On Forgetting

 

Sometimes, I wonder if I’ll forget you. Certainly, my memories have changed some, shifted with time. I can’t quite recall exactly how you sounded when I talked with you, or how it felt to hug your little bird-like body close to my heart. And I’m afraid of that. Afraid of losing all that I have left. I wonder where you are now, though the question feels too tender and scary to ask. Still, there’s something I trust about our togetherness that overrides the fear. Even this cold morning, you were there.

12/17/17
This morning I walked out into the cold but glowing early day. It was only 4 degrees as light started to seep into the sky. I was bundled up, hurrying to stay warm, but then had to stop and stare. I was captured by the “glow” – the clear sky just shrugging off darkness, the first rosy- lavender blush of light, the snow lit up all around me. The air, the colors, so rarefied and pure.

At the lake, the whole big stretch of snow-covered ice was white. Ducks crowded at the little stream where it poured into the lake, the only open and moving water left. Mallards and mergansers jockeyed for space, sharing body-warmth. Steam puffed up from the water all around them.

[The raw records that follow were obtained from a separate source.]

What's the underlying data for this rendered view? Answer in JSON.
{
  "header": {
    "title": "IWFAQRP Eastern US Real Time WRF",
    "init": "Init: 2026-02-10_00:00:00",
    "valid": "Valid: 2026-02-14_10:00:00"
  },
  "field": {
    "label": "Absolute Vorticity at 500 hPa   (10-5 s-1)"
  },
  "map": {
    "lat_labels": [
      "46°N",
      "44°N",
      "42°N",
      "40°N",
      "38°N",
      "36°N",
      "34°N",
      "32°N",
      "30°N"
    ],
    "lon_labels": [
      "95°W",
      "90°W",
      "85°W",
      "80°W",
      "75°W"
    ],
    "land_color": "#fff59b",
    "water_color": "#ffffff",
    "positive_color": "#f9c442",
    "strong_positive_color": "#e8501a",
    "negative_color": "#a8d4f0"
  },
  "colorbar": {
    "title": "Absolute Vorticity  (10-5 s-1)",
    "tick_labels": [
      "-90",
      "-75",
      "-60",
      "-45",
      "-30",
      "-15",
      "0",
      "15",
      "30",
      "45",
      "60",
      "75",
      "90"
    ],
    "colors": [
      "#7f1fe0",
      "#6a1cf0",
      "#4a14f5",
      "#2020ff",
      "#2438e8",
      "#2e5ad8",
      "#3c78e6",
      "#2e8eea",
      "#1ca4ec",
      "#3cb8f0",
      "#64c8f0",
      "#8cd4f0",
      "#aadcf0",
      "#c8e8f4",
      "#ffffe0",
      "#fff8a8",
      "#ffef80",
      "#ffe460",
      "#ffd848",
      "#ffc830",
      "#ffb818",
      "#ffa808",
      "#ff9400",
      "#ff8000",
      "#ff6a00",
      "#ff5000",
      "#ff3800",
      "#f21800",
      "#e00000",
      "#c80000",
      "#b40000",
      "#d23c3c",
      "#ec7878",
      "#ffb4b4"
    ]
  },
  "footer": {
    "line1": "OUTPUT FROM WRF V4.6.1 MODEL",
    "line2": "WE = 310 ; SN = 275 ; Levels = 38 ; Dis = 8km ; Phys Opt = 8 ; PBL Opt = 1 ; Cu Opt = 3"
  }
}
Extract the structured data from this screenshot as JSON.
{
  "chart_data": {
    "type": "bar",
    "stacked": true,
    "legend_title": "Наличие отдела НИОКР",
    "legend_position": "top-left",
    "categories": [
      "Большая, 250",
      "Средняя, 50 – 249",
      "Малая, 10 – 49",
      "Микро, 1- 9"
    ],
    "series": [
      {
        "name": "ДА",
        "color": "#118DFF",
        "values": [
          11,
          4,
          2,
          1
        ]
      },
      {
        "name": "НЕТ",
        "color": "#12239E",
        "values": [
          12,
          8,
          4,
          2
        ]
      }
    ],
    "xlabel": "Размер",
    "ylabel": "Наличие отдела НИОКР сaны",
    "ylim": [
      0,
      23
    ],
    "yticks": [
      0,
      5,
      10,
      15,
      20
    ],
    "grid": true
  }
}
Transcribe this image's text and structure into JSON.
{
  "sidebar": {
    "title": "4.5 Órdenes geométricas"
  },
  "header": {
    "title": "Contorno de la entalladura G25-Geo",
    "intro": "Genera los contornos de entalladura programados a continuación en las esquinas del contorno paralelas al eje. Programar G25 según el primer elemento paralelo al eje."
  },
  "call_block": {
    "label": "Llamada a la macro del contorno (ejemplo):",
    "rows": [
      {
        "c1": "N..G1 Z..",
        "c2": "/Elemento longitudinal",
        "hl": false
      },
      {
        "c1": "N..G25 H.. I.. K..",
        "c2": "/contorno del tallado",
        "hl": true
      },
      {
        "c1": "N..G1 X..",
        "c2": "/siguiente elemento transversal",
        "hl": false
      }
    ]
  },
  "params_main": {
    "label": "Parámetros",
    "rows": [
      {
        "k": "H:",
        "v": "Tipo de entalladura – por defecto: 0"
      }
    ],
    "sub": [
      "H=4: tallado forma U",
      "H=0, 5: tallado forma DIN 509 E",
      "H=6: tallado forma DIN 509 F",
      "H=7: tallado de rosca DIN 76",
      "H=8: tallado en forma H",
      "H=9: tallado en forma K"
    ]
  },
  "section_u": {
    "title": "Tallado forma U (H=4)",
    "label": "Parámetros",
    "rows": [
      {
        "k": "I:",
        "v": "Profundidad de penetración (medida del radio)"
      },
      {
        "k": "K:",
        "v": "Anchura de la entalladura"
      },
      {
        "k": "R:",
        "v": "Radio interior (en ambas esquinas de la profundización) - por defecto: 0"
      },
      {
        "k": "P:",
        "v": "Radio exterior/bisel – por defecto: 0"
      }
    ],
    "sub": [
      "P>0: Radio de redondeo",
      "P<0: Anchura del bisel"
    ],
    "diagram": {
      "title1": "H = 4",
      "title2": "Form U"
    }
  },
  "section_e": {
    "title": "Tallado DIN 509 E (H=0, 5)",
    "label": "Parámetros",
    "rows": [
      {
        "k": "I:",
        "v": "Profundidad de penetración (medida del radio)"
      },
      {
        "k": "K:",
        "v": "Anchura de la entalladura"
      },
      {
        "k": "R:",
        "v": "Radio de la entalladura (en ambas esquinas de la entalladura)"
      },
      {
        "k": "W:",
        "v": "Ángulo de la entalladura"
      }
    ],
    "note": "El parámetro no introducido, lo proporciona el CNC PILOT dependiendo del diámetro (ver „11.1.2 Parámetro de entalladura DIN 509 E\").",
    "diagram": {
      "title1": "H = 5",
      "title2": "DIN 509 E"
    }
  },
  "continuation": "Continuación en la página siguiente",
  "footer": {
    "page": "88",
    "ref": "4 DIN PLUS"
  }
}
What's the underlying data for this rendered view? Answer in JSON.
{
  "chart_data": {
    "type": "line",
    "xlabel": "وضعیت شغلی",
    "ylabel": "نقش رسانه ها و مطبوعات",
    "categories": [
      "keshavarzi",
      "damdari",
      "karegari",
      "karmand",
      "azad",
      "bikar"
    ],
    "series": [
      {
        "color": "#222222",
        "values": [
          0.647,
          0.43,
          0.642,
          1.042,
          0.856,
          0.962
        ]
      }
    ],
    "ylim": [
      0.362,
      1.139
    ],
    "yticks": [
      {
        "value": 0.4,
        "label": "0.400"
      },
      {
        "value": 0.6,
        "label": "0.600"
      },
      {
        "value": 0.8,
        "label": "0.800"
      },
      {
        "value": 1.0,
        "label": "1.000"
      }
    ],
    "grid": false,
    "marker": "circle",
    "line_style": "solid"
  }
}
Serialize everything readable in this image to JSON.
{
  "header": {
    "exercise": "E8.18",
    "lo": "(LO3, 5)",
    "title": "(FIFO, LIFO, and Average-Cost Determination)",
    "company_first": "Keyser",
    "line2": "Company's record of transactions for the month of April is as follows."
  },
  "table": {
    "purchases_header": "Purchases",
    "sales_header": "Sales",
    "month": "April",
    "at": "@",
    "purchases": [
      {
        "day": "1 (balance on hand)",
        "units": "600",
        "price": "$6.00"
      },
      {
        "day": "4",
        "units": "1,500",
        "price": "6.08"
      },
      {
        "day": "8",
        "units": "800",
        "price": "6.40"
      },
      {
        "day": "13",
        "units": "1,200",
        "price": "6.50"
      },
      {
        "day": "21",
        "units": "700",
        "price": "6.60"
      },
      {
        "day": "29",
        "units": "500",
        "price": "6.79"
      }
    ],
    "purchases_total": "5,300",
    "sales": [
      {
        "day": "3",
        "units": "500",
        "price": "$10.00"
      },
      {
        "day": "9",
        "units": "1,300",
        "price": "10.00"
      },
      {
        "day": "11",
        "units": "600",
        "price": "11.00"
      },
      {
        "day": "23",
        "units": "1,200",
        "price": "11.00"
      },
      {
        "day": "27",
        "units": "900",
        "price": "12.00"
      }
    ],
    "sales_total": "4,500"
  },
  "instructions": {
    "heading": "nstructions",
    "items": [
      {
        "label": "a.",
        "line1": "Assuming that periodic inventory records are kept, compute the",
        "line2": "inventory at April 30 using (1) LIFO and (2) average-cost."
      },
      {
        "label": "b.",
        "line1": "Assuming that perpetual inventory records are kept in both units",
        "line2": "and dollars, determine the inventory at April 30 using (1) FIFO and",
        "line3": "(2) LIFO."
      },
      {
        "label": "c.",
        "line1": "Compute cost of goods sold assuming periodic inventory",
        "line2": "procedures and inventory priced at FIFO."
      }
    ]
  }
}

I thought about moving away – about seeking out warmth and easier winters, and how much I’d miss this rare and quiet light, the cold wonders of an early winter day in Maine. And about how some things get inside us, become part of who we are. So that no matter where I go, or how long I stay away, these winter mornings walking through snow, stunned by first light blushing over the world, have seeped into my cells, taken residence in my heart.

I am forever marked by the wonder. I may move away, but I can never forget. Just like I’ve been stamped by the wretched mysterious impossibility of losing you, and of the happy sweetness of having been close while you were still here.